The animators carefully studied the movements and actions of athletes and dancers to capture what they needed. The rhythmic style and abstract imagery is only made more wondrous by Fantasia’s striking use of color and light and ultimately it still holds up as one of Disney’s most amazing features.
2. Spirited Away
Miyazaki’s masterpiece is overflowing with a kind of exquisiteness the reaches far beyond its aesthetic accomplishments, the dazzling tone, magical nature and spiritual style create an inner beauty as well as an external one.
Even the largest creations like the mutated No Face and the tiniest details such as the hopping lamppost have an air of astounding enchantment to them, ranging from that of rapidity to contemplative. The quiet moments are just as wondrous and intriguing as the active sequences that fully submerge the viewer within this amazing and reverent world.
1. The Garden of Words
Few animated films genuinely make you pause as you have to reflect upon whether what you just witnessed was actually animated, but that’s exactly what The Garden of Words does with its images.

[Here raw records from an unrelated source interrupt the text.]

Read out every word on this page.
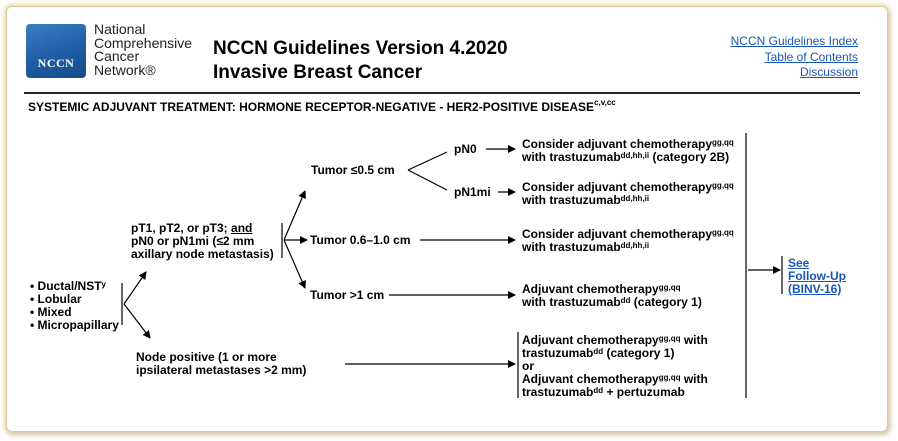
NCCN
National
Comprehensive
Cancer
Network®
NCCN Guidelines Version 4.2020
Invasive Breast Cancer
NCCN Guidelines Index
Table of Contents
Discussion
SYSTEMIC ADJUVANT TREATMENT: HORMONE RECEPTOR-NEGATIVE - HER2-POSITIVE $DISEASE^{c,v,cc}$
• Ductal/NST$^y$
• Lobular
• Mixed
• Micropapillary
pT1, pT2, or pT3; and
pN0 or pN1mi (≤2 mm
axillary node metastasis)
Node positive (1 or more
ipsilateral metastases >2 mm)
Tumor ≤0.5 cm
Tumor 0.6–1.0 cm
Tumor >1 cm
pN0
pN1mi
Consider adjuvant chemotherapy$^{gg,qq}$
with trastuzumab$^{dd,hh,ii}$ (category 2B)
Consider adjuvant chemotherapy$^{gg,qq}$
with trastuzumab$^{dd,hh,ii}$
Consider adjuvant chemotherapy$^{gg,qq}$
with trastuzumab$^{dd,hh,ii}$
Adjuvant chemotherapy$^{gg,qq}$
with trastuzumab$^{dd}$ (category 1)
Adjuvant chemotherapy$^{gg,qq}$ with
trastuzumab$^{dd}$ (category 1)
or
Adjuvant chemotherapy$^{gg,qq}$ with
trastuzumab$^{dd}$ + pertuzumab
See
Follow-Up
(BINV-16)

Every frame is a piece of artwork, rendered to perfection and illuminated in an inspiring template.
More than once the visuals are too astonishing for words and it’s used to an almost poetic nature and to make it more remarkable it’s all done in a relatively uninteresting scenery, no post-apocalyptic, spiritual or war torn environments here just regular life portrayed in an almost phot realistic way.
The animation is tender and beyond belief in every aspect from the largest backdrops to the tiniest detail. It contains stunning atmospheric executions, stupendous light to flare off of the lens and reflection representations all contribute to what has to be the most honest yet complex piece of artistry on this list and it almost definitely the most visually stunning animated film of all time.